Presos ao sentimento de que é necessário utilizar ao máximo (e não desperdiçar) todos os recursos que vão sendo disponibilizados pelo processo de mecanização da vida, perdemos (ou melhor, tiramos de nós mesmos) a liberdade de escolher o que queremos utilizar ou não. Perdemos a liberdade que parecíamos ter conquistado com todo esse novo campo de possibilidades (recursos) adquiridos, porque sentimos como que uma obrigação de utilizar tudo em todo o seu potencial, de esgotar as possibilidades oferecidas. Assim, elas deixam de ser possibilidades, e se tornam uma exigência, uma obrigação, uma tarefa a cumprir, imposta pelos instrumentos disponíveis. Nos tornamos instrumentos a serviço da realização dos potenciais de nossos instrumentos tecnológicos.  

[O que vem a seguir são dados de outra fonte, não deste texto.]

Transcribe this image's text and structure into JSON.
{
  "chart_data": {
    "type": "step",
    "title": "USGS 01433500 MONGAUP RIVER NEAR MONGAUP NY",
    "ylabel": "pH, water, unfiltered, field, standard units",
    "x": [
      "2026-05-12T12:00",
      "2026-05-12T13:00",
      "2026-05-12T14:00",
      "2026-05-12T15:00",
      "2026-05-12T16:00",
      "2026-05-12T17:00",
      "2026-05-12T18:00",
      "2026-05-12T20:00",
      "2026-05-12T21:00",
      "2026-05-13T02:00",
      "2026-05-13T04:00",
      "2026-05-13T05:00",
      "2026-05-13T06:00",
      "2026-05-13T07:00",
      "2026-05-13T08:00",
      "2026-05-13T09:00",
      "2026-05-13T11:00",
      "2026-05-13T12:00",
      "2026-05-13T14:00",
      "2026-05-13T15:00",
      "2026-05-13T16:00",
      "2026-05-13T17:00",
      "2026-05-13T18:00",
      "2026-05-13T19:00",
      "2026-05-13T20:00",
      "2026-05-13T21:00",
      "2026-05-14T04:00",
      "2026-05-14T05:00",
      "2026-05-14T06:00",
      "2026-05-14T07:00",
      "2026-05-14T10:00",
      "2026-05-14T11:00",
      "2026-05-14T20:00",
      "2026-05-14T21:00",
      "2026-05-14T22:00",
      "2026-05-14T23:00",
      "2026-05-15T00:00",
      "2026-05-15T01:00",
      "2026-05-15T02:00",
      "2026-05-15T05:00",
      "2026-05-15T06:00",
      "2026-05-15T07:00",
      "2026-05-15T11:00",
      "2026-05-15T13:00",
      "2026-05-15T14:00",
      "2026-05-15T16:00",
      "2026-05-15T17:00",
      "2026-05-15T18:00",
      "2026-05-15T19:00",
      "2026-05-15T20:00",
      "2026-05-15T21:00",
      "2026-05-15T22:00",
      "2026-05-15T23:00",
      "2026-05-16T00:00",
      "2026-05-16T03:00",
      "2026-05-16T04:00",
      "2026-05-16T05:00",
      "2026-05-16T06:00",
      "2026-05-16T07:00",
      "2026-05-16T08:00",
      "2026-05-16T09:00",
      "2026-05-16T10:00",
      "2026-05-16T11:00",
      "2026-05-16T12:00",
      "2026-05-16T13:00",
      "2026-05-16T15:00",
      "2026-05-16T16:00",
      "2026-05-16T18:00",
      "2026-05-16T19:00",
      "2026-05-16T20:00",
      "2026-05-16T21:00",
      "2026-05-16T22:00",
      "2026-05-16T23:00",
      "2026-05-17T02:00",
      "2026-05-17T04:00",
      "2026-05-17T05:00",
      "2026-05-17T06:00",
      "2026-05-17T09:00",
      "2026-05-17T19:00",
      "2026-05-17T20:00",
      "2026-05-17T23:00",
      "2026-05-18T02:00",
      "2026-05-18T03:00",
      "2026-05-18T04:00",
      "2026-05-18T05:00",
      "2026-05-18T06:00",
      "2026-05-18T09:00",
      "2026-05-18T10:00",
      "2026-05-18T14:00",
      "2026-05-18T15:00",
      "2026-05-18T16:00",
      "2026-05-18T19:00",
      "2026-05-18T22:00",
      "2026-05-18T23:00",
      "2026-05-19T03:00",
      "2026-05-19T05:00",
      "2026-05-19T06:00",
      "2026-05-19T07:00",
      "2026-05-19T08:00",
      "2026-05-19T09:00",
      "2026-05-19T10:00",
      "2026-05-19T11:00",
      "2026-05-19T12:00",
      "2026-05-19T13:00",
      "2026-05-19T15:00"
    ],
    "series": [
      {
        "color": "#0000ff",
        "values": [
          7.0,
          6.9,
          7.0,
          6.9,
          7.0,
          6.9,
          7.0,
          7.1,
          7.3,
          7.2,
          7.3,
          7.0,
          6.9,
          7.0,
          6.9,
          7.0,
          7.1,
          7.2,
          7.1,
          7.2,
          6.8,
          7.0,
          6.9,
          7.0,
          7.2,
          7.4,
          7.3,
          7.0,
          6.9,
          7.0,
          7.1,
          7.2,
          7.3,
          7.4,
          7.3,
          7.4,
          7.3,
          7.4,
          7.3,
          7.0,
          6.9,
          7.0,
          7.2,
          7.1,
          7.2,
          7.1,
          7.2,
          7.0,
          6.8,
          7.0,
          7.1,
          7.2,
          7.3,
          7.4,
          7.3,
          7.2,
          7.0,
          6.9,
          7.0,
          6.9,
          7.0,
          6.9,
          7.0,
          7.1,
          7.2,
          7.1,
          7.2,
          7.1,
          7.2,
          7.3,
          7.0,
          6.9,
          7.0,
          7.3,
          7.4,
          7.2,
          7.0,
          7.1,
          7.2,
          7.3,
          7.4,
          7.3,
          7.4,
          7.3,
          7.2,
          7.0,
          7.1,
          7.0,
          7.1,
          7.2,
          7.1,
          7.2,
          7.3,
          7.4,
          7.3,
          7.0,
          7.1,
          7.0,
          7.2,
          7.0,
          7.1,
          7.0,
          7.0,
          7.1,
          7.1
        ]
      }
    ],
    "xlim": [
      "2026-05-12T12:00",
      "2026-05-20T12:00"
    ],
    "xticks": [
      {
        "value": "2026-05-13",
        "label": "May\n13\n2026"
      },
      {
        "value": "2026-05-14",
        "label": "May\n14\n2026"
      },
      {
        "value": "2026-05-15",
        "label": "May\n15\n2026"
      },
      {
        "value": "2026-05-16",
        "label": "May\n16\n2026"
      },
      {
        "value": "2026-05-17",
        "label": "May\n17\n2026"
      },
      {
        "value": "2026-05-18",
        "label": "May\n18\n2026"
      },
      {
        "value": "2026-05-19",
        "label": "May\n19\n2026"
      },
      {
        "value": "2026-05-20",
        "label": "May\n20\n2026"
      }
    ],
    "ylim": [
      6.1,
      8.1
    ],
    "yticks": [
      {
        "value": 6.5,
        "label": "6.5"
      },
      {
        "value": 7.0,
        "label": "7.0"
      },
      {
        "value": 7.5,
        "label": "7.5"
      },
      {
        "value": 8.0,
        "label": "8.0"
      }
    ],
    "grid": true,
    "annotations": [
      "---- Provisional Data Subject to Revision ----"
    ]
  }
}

Mumford acredita que mudar isto é uma questão apenas de força de vontade, que devemos desenvolver e difundir uma filosofia e uma cultura nessa direção, de contenção e controle diante dos novos recursos tecnológicos possíveis, mantendo sua utilização e seu desenvolvimento nos limites de nossas vontades, necessidades e interesses. As conferências que formam esse levro pretendem ser uma tentativa de contribuição nesse sentido.